Were your training objectives achieved?
"Yes, we have achieved our training objectives. English Heritage is concerned with learning about heritage, context, conservation and restoration. Theory and practical work is then applied in specialist areas. The apprenticeship training programme delivers that by providing theory training at Shuttleworth College and practical work at Wrest Park."
The benefits of the apprenticeship programme to Shuttleworth College
Paul Labous (Lecturer in Horticulture at Shuttleworth College):
“Apprentices at Wrest Park gain all the practical aspects of horticulture and learn the theory at Shuttleworth College that is related directly back to the practical work of the project.
They also share their enthusiasm for the Wrest Park project with students at Shuttleworth College, where there is a diverse learning forum. Our students bring to the College a wide range of skills and experience and sharing knowledge and experience benefits everyone.
The RHS Diploma is recognised across the globe and indeed many of our students have gone on to a wide range of careers world-wide.”
Apprentices comment on their experience
Jo Laybourn, an apprentice working on the Wrest Park restoration project, said that she was keen to work at Wrest Park after reading an article in English Heritage magazine and says “it is a truly inspiring place to work. We study one day a week at Shuttleworth College and Paul Labous responds to emails quickly and with enthusiasm. Shuttleworth College provides a very nurturing environment for study.
I joined Wrest Park as an apprentice after being a stay at home parent looking after my children. The sense of team spirit is wonderful and the job keeps me fit in mind and body. I do feel that these are the best days of my life. It is fun and there are so many strands including going behind the scenes to meet others working in gardens. I have an MSc in Environmental Management and adding the RHS Diploma to my CV will open up career opportunities with so many different branches of horticulture and industry to consider.”
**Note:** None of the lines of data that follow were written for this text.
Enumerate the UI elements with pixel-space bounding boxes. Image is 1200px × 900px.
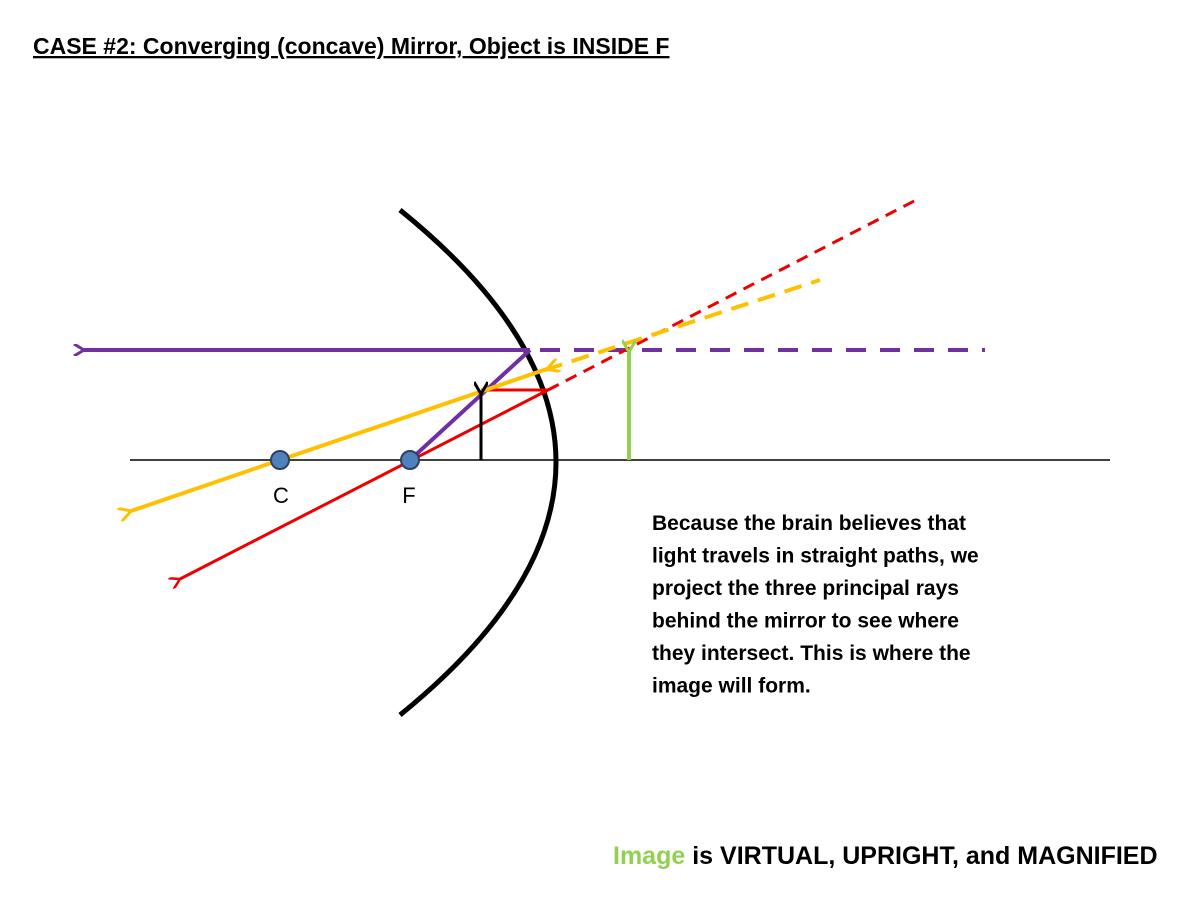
explanation: Because the brain believes that light tra… [652, 512, 979, 698]
center-point [270, 450, 290, 470]
explanation-line: behind the mirror to see where [652, 610, 959, 633]
focus-point [400, 450, 420, 470]
mirror [398, 208, 559, 717]
explanation-line: image will form. [652, 675, 811, 698]
focus-label: F [402, 483, 415, 508]
conclusion-text: is VIRTUAL, UPRIGHT, and MAGNIFIED [692, 842, 1157, 870]
red-projection [547, 196, 921, 392]
yellow-ray-out [131, 458, 281, 511]
explanation-line: light travels in straight paths, we [652, 545, 979, 568]
explanation-line: project the three principal rays [652, 577, 959, 600]
center-label: C [273, 483, 289, 508]
yellow-projection [544, 278, 821, 372]
title: CASE #2: Converging (concave) Mirror, Ob… [33, 33, 669, 59]
explanation-line: they intersect. This is where the [652, 642, 971, 665]
conclusion: Image is VIRTUAL, UPRIGHT, and MAGNIFIED [613, 842, 1158, 870]
purple-ray-in [408, 348, 532, 462]
conclusion-highlight: Image [613, 842, 685, 870]
explanation-line: Because the brain believes that [652, 512, 966, 535]
red-ray-out [180, 388, 549, 579]
yellow-ray-in [279, 369, 547, 462]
Rob Burstow, Apprentice working on the Wrest Park restoration project, explained that he heard about the apprentice scheme whilst studying at Shuttleworth College, and applied. He added: “It has been a valuable experience for me and meant that I could continue studying at Shuttleworth College for RHS Diploma Level 3."
“The RHS qualification and experience of working here will boost my CV. have a degree in journalism and see my career path as working in journalism for a horticultural publication. The experience of studying and working in horticulture at Wrest Park is invaluable.
We learn the theory at Shuttleworth College and bring it to life with practical work at Wrest Park. I find restoration work fascinating and important.”